Spotlight on Germany

In Germany, your 18th birthday marks your coming of age and is often combined with a lavish party. Unfortunately, we can’t celebrate this particular 18th birthday as far as diversity in top German boards is concerned. The new edition of our global study has come out, 18 years after its first publication in 2004. And it clearly shows that progress is too slow, with sobering results.

Since 2004, Egon Zehnder has been collecting global data with its Global Board Diversity Tracker (GBDT) to measure diversity progress in terms of gender, age and internationality: 44 countries and almost 1,800 companies, 54 of them from Germany. Due to the governance system, which is unusual in a global context, figures are only partially comparable, but they are still revealing. How have German executive and supervisory boards developed since 2004? What are the particular successes and where are the challenges on the road to more diversity in German companies?

Egon Zehnder champions diversity and inclusion, firmly believing that inclusive leaders create an environment where individuals and organizations not only grow but thrive. Empirical research consistently proves that organizations deliver better performance when all people can simultaneously embrace their uniqueness and experience a true sense of belonging at all levels.

But if we look at boards around the world, you might ask yourself whether diversity is actually happening or is simply a topic for discussion in speeches and in the media. Yet diversity is more important than ever. An individual leader may be decisive, but it is much more important to have a top team that stands for resilience and relevance thanks to its diversity. This is the only way to meet the many challenges that companies are facing in ever shorter succession and with ever greater complexity. We live in a time that represents an unprecedented stress test for leaders and their teams. So, it’s surprising that change is so slow in Germany, especially in international comparison.

Below you will find the key insights for this spotlight on Germany.

1

Gender representation is lagging in Germany

On almost every metric of gender diversity, Western Europe shows higher proportions of women in the boardroom than the global average. However, Germany is one exception. It’s often one of the few – and sometimes the only – Western European country that scores below the global average on measures of gender diversity.

Germany has a unique two-tier board system as part of its corporate governance, with both a supervisory board and an executive board. The supervisory board is made up of shareholders and, when needed, employee representatives. This board establishes the dividend, votes on strategy changes, sets executive pay, and holds the power to fire executives. The executive board manages day-to-day operations, proposes strategy changes, and dividends to the supervisory board. On the whole, supervisory boards tend to have better female representation than executive boards in Germany, but there is a need for increased gender diversity across both.

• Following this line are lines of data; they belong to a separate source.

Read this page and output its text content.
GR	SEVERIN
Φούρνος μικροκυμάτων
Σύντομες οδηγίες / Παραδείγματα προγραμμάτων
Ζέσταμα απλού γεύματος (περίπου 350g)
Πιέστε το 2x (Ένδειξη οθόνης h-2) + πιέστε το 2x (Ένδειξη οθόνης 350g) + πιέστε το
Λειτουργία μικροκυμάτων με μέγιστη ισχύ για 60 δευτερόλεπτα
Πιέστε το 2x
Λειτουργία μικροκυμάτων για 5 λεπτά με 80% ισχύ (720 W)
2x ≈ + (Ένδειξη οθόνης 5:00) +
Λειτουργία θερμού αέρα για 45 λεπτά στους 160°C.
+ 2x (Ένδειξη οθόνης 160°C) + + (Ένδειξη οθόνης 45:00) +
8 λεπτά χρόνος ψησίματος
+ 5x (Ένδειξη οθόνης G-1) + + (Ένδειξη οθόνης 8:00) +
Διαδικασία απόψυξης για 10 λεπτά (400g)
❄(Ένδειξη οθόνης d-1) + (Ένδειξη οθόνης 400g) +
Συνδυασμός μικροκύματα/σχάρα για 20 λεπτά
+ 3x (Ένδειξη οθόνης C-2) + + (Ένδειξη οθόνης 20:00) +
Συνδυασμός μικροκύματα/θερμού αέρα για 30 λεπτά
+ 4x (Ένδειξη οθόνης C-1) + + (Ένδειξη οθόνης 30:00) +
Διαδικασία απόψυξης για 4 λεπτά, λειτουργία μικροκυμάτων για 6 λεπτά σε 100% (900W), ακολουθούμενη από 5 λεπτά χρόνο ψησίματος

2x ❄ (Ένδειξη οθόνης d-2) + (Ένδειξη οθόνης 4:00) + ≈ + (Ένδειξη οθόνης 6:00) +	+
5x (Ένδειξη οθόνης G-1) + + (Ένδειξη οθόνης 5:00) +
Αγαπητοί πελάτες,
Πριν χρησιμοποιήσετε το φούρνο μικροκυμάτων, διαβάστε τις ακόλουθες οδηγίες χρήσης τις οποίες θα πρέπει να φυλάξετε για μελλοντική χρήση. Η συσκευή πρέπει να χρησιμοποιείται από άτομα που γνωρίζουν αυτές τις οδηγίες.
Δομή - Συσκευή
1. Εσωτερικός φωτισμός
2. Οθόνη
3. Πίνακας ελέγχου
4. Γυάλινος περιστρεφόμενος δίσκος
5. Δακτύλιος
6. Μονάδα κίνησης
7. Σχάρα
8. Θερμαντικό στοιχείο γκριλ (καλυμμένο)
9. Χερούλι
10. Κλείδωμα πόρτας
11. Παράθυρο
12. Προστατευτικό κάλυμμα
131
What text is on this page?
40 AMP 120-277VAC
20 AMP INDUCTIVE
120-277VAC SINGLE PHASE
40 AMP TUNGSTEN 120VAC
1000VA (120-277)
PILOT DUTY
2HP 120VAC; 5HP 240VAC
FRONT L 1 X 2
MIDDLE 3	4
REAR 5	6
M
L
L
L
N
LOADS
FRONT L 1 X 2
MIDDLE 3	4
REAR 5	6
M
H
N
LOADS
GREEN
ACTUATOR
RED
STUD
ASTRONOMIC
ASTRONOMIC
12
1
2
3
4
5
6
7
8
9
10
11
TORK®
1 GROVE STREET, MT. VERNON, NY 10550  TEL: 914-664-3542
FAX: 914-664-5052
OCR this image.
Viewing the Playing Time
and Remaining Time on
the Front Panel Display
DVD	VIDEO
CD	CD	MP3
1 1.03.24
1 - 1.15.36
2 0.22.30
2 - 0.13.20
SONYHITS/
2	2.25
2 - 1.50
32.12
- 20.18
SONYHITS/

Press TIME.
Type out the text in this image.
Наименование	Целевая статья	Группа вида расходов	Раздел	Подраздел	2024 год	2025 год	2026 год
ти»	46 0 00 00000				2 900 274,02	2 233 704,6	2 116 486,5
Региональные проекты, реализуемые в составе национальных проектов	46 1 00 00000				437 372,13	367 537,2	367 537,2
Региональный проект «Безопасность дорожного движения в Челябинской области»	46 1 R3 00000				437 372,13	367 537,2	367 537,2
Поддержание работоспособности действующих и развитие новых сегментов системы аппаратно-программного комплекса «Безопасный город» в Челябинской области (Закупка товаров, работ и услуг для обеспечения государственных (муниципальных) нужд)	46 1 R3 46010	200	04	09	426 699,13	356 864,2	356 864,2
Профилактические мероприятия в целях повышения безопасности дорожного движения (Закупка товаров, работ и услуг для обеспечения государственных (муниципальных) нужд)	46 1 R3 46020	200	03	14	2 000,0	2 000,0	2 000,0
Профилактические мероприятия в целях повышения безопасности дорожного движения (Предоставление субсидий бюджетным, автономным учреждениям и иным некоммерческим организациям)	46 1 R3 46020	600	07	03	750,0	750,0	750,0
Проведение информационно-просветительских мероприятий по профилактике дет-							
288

Gender diversity on German boards has developed only slowly since the first GBDT study 18 years ago and has increasingly stagnated over time:

  • Over the entire period from 2004 to 2022, the proportion of women on German executive and supervisory boards increased by an average of about two to three percentage points annually.
  • While the share of female board members in Germany was 10 percent in 2004, above the Western European average of 8 percent at the time, it is now 30.8 percent, below the Western European average of 35.5 percent. In comparison: In France, the Western European leader, the proportion of women has increased from 6 percent in 2004 to a total of 45.3 percent in 2022.

Gender disparity is decreasing faster on supervisory boards than on boards of directors in Germany.

  • In most countries, the share of women on supervisory boards is significantly higher than on executive boards. In Germany, more than every third supervisory board mandate is held by a woman, but only every fifth board mandate. In Western Europe, the proportion of women on supervisory boards is significantly higher, at almost 40 percent.
  • Only two of the 56 CEO positions examined are held by a female chair of the board. This still puts Germany, together with countries such as Switzerland (2.9 percent), in one of the last places in an international comparison. At the same time, German companies have made progress in filling their finance portfolios. In 2022, the share of female CFOs is over 28 percent, 12 percentage points higher than the Western European average.

Percentage of companies with a female CEO

Global Average

6.3%

Germany

3.7%

Percentage of companies with a female CFO

Global average

18.3%

Germany

28.6%

Percentage of committee chair positions filled by women

Global average

25%

Germany

16.3%

Overall, the data for Germany shows that although there has been a shift toward having more women in the boardroom, the transition has been too slow. Germany’s position below the global average on many of these measures tells us that there is still a lot of work needed to make corporate culture more accessible for women.

2

The case for gender quotas

There has been much talk of the gender quota. A gender quota of 30 percent was introduced in 2016 for supervisory boards of listed, equally co-determined companies in Germany.

A quota for executive board positions, on the other hand, did not come into force until August 2021 with the Second Leadership Positions Act (Fü-PoG II). For affected companies, a minimum participation requirement of one woman applies if the executive board consists of more than three persons. If the personnel requirements are not met (i.e., if a position is nevertheless filled by a man instead of a woman) the position is considered legally vacant. In future, even stricter gender quotas will apply. It is significant that a change toward more diversity obviously won’t happen without a quota.

In order for a company to be diversified at the highest levels of management, it’s necessary to dismantle disadvantageous mechanisms. This includes, not least, long-term, systematic succession planning for top management roles. Once a high proportion of board members with diverse backgrounds has been achieved, they can act as role models and create perspectives for other, previously underrepresented candidates at all organizational levels.

3

Globally diverse

Diversity is not just about gender balance: In a globalized world, internationality within an organization and its management bodies is also an important entrepreneurial success factor. This is especially true for companies that do a large part of their business outside their home country.

Western Europe continues to lead the way in terms of internationality and is the only region to record a continuous, yet slow, upward trend.

  • Germany, with a share of 23.9 percent of international board directors, is below the Western European average of almost 39 percent.
  • However, the share of board and supervisory board members with a non-German nationality has doubled since 2006. In particular, the proportion of women without German citizenship has risen to almost one in four (25.8%).
  • 92.6 percent of the companies surveyed have at least one non-German member in their top management bodies. This is just above the Western European average of 90.2 percent and well above the global average of 73.1 percent. This is an improvement compared to 2008, when the share was 84.1 percent.

Even though German corporate boards are more diverse today than in the past, many organizations are slowly realizing that the most difficult step to bring this diversity to real fruition is to develop an inclusive culture. A diverse leadership team can contribute to creating such a culture, but the reverse is also true: An inclusive culture attracts diverse talent. This requires a holistic approach that aims to further develop the organization, its culture and — at its core — its leaders, with whom an inclusive culture stands or falls.